Taiwanese poet and writer

Chou Meng-tieh (周夢蝶 (周梦蝶, Zhōu Mèngdié); 29 December 1921 – 1 May 2014) was a Taiwanese poet and writer. He lived in Tamsui District, New Taipei City.

==Biography==
He was born Chou Chi-shu in Xichuan County, Henan in 1921. In 1948, Chou joined the China Youth Corps and was forced to drop out of school. He was sent to Taiwan following the defeat of Chiang Kai-shek's army in the Chinese Civil War, leaving his wife, two sons, and daughter behind in Mainland China. He settled in Tamsui District, New Taipei City.

Chou started writing in the Central Daily News and publishing poetry in 1952. He retired from the army in 1955.
In 1959, he started selling books outside the Cafe Astoria in Taipei and published his first book of poetry entitled Lonely County. Chou's book stall became a gathering spot for well-known writers, such as Huang Chun-ming, Pai Hsien-yung, and Sanmao. Chou wrote often on the subjects of time, life, and death, and was influenced by Buddhism.
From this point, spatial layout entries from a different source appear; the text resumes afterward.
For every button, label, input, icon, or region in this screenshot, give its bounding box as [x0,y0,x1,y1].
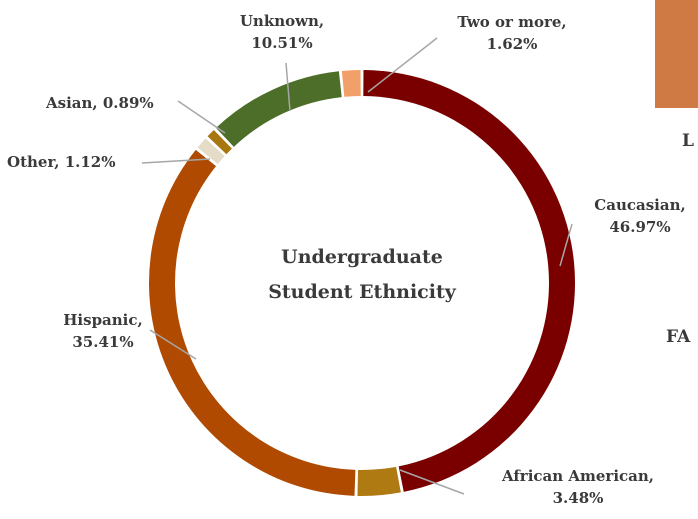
thumbnail-image [655,0,698,108]
data-label-unknown: Unknown, [240,12,324,30]
slice-african-american [357,466,401,496]
chart-title-line-2: Student Ethnicity [268,281,457,303]
slice-unknown [216,71,342,147]
slice-asian [207,129,232,155]
data-label-value-unknown: 10.51% [251,34,312,52]
data-label-hispanic: Hispanic, [63,311,142,329]
leader-line-african-american [399,469,465,495]
data-label-asian: Asian, 0.89% [45,94,154,112]
leader-line-two-or-more [367,37,438,93]
chart-title-line-1: Undergraduate [281,246,443,268]
slice-caucasian [363,70,575,492]
edge-text-fa: FA [666,327,691,347]
data-label-caucasian: Caucasian, [594,196,685,214]
leader-line-hispanic [149,329,197,360]
slice-other [197,138,225,165]
data-label-other: Other, 1.12% [7,153,116,171]
slice-two-or-more [341,70,361,97]
leader-line-unknown [285,62,291,112]
data-label-value-two-or-more: 1.62% [487,35,538,53]
edge-letter-l: L [682,131,694,151]
data-label-value-african-american: 3.48% [553,489,604,507]
leader-line-asian [177,100,226,134]
leader-lines-group [141,37,573,495]
data-label-african-american: African American, [501,467,654,485]
leader-line-other [141,158,211,164]
slice-hispanic [148,149,356,496]
data-label-value-caucasian: 46.97% [609,218,670,236]
data-label-value-hispanic: 35.41% [72,333,133,351]
data-labels-group: Caucasian, 46.97% African American, 3.48% Hi… [7,12,686,507]
slices-group [148,70,575,496]
leader-line-caucasian [559,223,573,267]
data-label-two-or-more: Two or more, [457,13,566,31]
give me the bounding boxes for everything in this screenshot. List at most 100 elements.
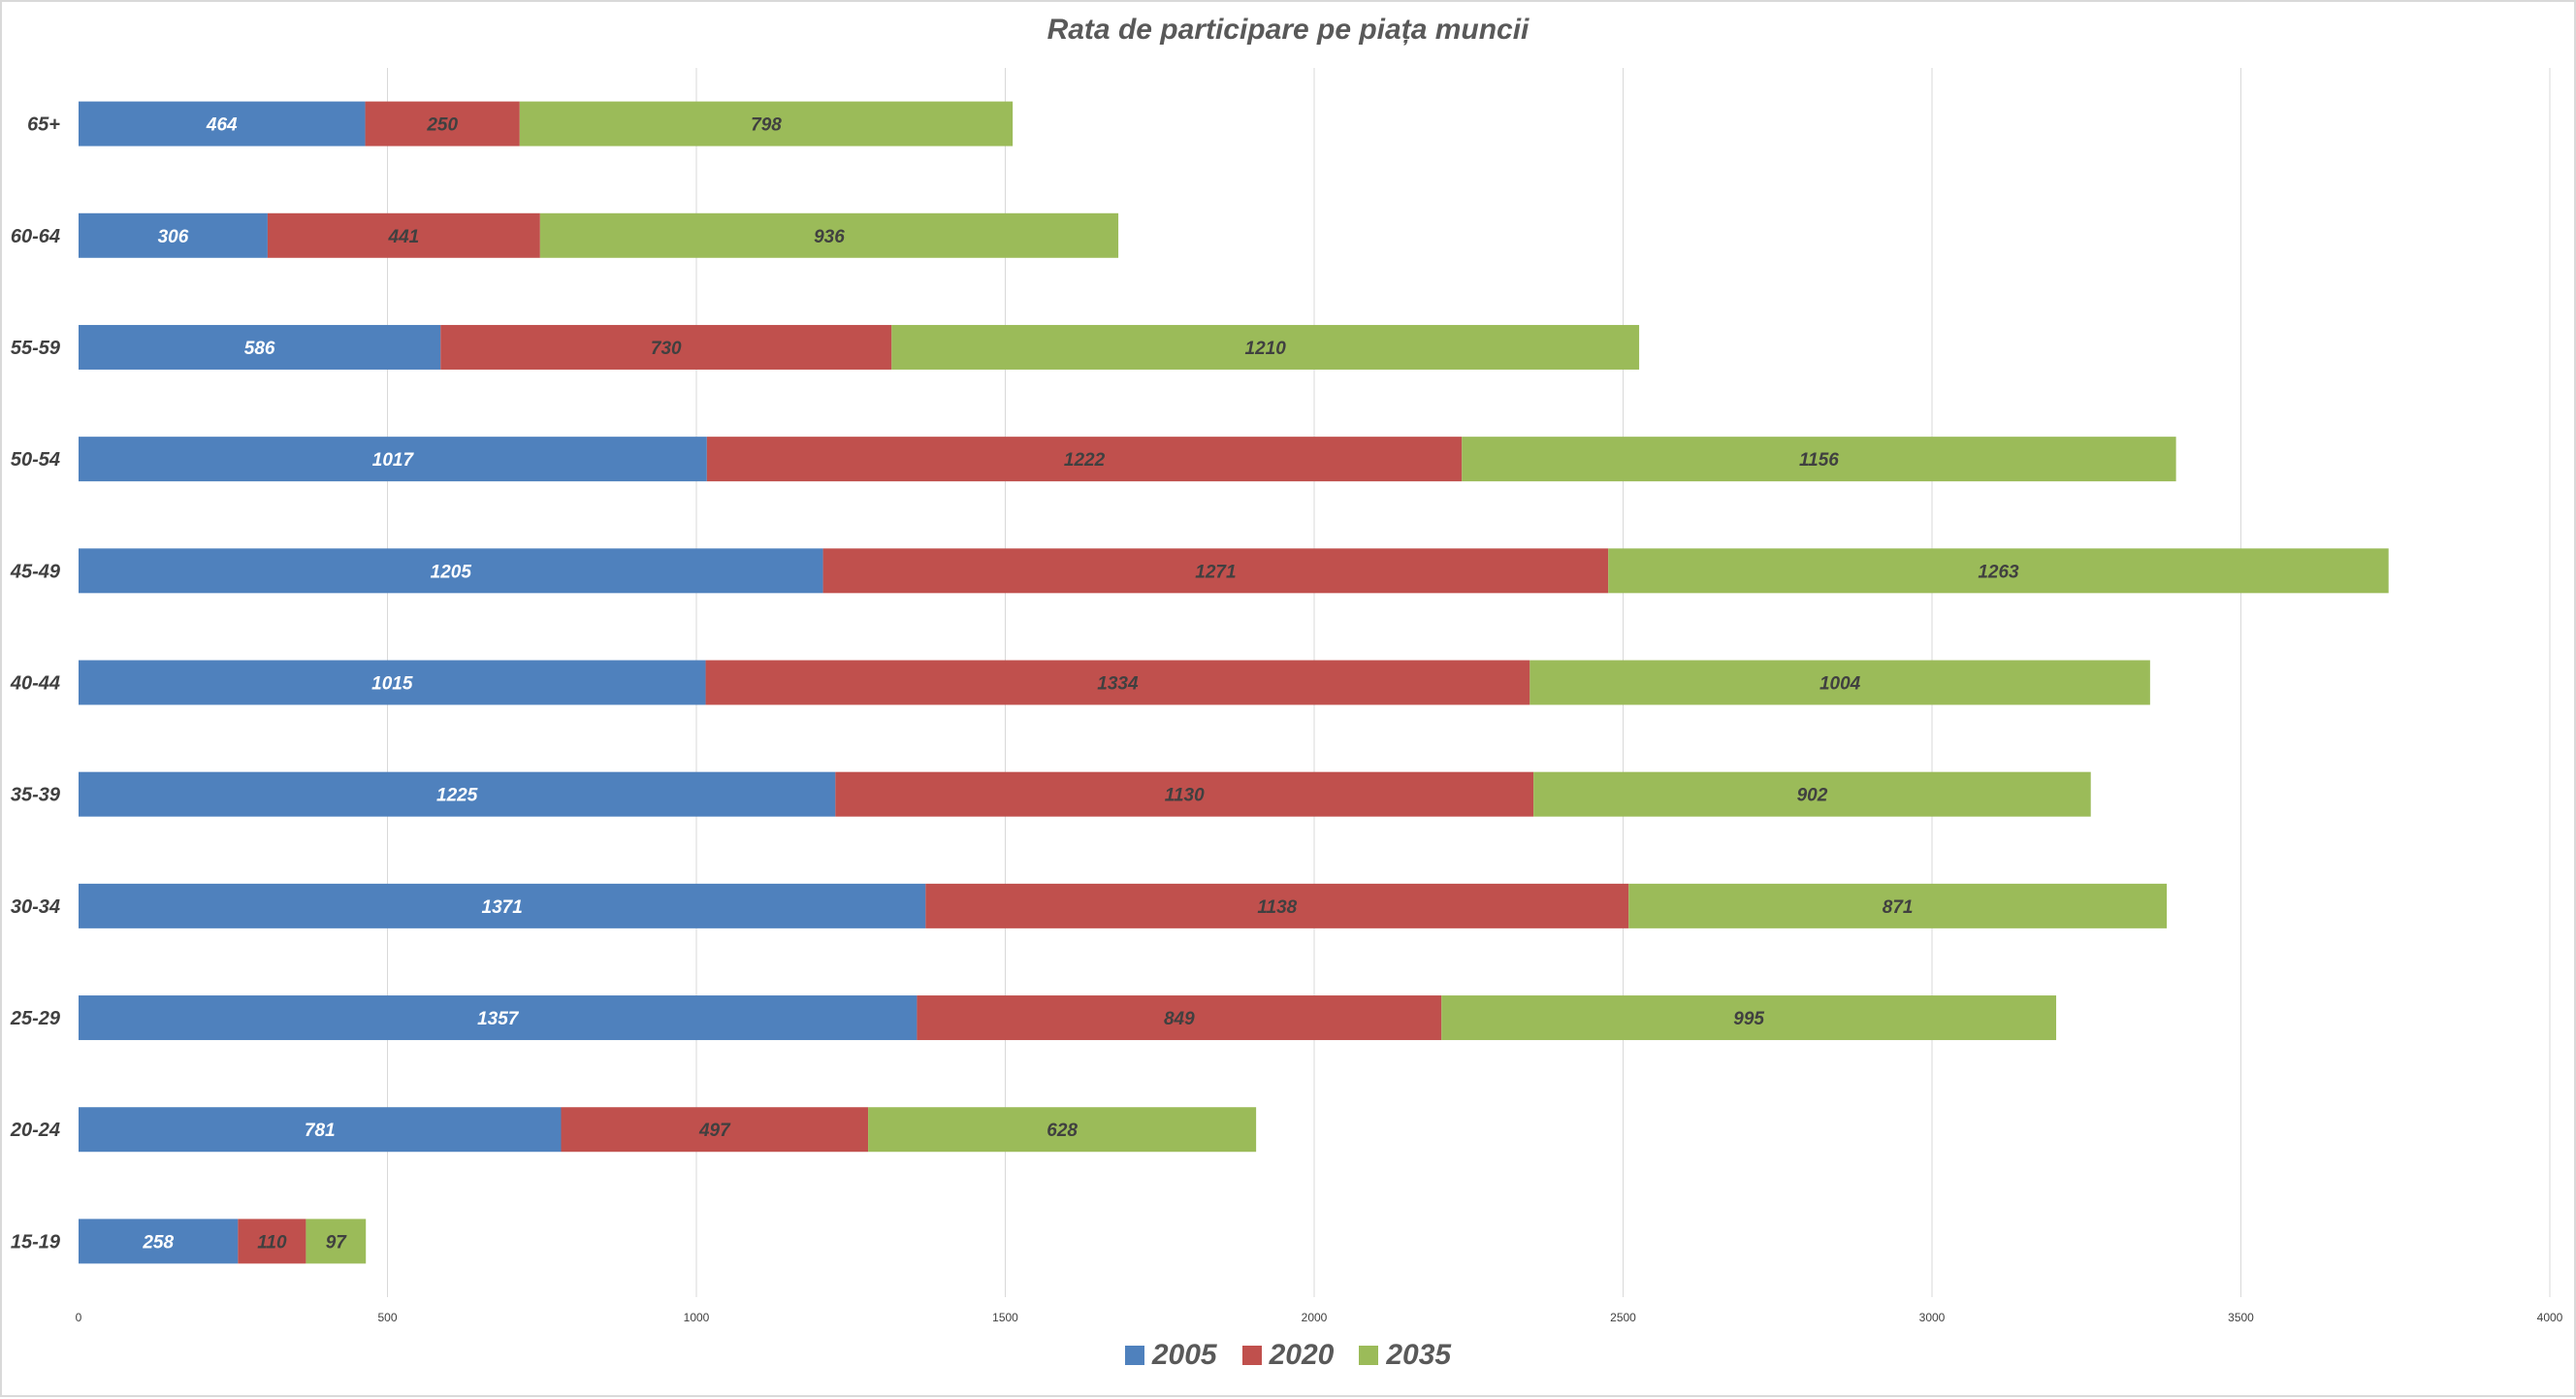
bar-2005 (79, 883, 926, 928)
bar-2020 (705, 660, 1530, 705)
legend-item: 2005 (1124, 1339, 1217, 1372)
data-label: 1225 (436, 786, 478, 806)
data-label: 730 (651, 339, 682, 359)
data-label: 1334 (1097, 674, 1139, 695)
category-label: 35-39 (11, 785, 61, 806)
data-label: 1015 (371, 674, 413, 695)
legend-swatch (1359, 1346, 1379, 1365)
bars (79, 101, 2389, 1264)
data-label: 936 (814, 227, 845, 247)
data-label: 995 (1733, 1009, 1764, 1029)
data-label: 97 (326, 1232, 348, 1253)
category-label: 60-64 (11, 226, 60, 247)
data-label: 1156 (1799, 450, 1839, 471)
bar-2035 (1530, 660, 2150, 705)
legend-item: 2035 (1359, 1339, 1451, 1372)
bar-2020 (822, 548, 1609, 594)
bar-2005 (79, 324, 441, 370)
bar-2035 (1441, 995, 2057, 1041)
category-axis: 65+ 60-64 55-59 50-54 45-49 40-44 35-39 30-34 25… (10, 114, 61, 1253)
category-label: 30-34 (11, 896, 60, 918)
bar-2005 (79, 660, 706, 705)
x-tick-label: 0 (76, 1311, 82, 1324)
data-label: 1371 (482, 897, 523, 918)
category-label: 55-59 (11, 338, 61, 359)
category-label: 15-19 (11, 1231, 61, 1253)
x-tick-label: 2500 (1610, 1311, 1636, 1324)
x-tick-label: 3000 (1919, 1311, 1946, 1324)
category-label: 50-54 (11, 449, 60, 471)
bar-2020 (706, 437, 1463, 482)
data-label: 250 (426, 115, 458, 136)
data-label: 798 (751, 115, 782, 136)
data-label: 464 (206, 115, 238, 136)
legend-swatch (1124, 1346, 1144, 1365)
bar-2035 (1608, 548, 2389, 594)
data-label: 1263 (1978, 562, 2019, 582)
legend-label: 2035 (1386, 1339, 1452, 1371)
bar-2020 (365, 101, 520, 146)
data-label: 902 (1797, 786, 1828, 806)
bar-2005 (79, 995, 918, 1041)
data-label: 1004 (1819, 674, 1861, 695)
data-label: 1222 (1064, 450, 1106, 471)
data-label: 1357 (477, 1009, 520, 1029)
chart-title: Rata de participare pe piața muncii (1046, 14, 1530, 46)
data-label: 441 (388, 227, 420, 247)
data-label: 306 (158, 227, 189, 247)
bar-2035 (539, 212, 1119, 258)
data-label: 110 (257, 1232, 287, 1253)
data-label: 497 (698, 1121, 731, 1141)
x-tick-label: 2000 (1302, 1311, 1328, 1324)
bar-2035 (1462, 437, 2176, 482)
bar-2020 (925, 883, 1629, 928)
bar-2020 (238, 1219, 306, 1264)
x-tick-label: 500 (377, 1311, 397, 1324)
x-tick-label: 1500 (992, 1311, 1018, 1324)
legend-item: 2020 (1241, 1339, 1335, 1372)
bar-2005 (79, 212, 268, 258)
bar-2020 (561, 1107, 869, 1153)
data-label: 1210 (1245, 339, 1287, 359)
data-label: 1205 (431, 562, 472, 582)
bar-2005 (79, 437, 707, 482)
data-label: 1130 (1165, 786, 1205, 806)
legend: 2005 2020 2035 (2, 1339, 2574, 1372)
legend-label: 2005 (1151, 1339, 1217, 1371)
data-label: 1017 (372, 450, 415, 471)
bar-2035 (1628, 883, 2168, 928)
bar-2005 (79, 771, 836, 817)
category-label: 65+ (27, 114, 60, 136)
x-tick-label: 4000 (2537, 1311, 2563, 1324)
x-tick-label: 1000 (684, 1311, 710, 1324)
data-label: 849 (1164, 1009, 1195, 1029)
data-label: 1271 (1195, 562, 1236, 582)
data-label: 628 (1046, 1121, 1078, 1141)
bar-2035 (891, 324, 1640, 370)
bar-2035 (519, 101, 1014, 146)
bar-2035 (868, 1107, 1257, 1153)
data-label: 258 (142, 1232, 174, 1253)
legend-label: 2020 (1269, 1339, 1335, 1371)
bar-2020 (440, 324, 892, 370)
data-label: 781 (305, 1121, 336, 1141)
category-label: 45-49 (10, 561, 61, 582)
bar-2005 (79, 548, 823, 594)
data-label: 586 (244, 339, 275, 359)
category-label: 40-44 (10, 673, 60, 695)
bar-2020 (267, 212, 540, 258)
bar-2005 (79, 1219, 239, 1264)
bar-2020 (917, 995, 1442, 1041)
bar-2005 (79, 101, 366, 146)
category-label: 25-29 (10, 1008, 61, 1029)
x-tick-label: 3500 (2228, 1311, 2254, 1324)
data-labels: 464 250 798 306 441 936 586 730 1210 1017 1222 1156… (142, 115, 2019, 1253)
bar-2035 (306, 1219, 367, 1264)
bar-2035 (1533, 771, 2091, 817)
data-label: 1138 (1257, 897, 1297, 918)
category-label: 20-24 (10, 1120, 60, 1141)
bar-2020 (835, 771, 1534, 817)
legend-swatch (1241, 1346, 1262, 1365)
In 1980, the American magazine Orientations praised him as the "Amoy Street Prophet". During the same year, he was forced to close his book stall in front of Cafe Astoria due to gastric ulcer surgery. He was the first recipient of the National Culture and Arts Foundation Literature Laureate Award in 1997.

Chou died of pneumonia in New Taipei City on May 1, 2014 at the age of 92. His funeral was held twelve days later, with writers and politicians including Chang Show-foong, Lung Ying-tai, Timothy Yang, and Hsiang Ming in attendance.

A bilingual selection from Chou's poetry with English translations by Lloyd Haft, Zhou Mengdie: 41 Poems, was published by Azoth Books (Taiwan) in 2022.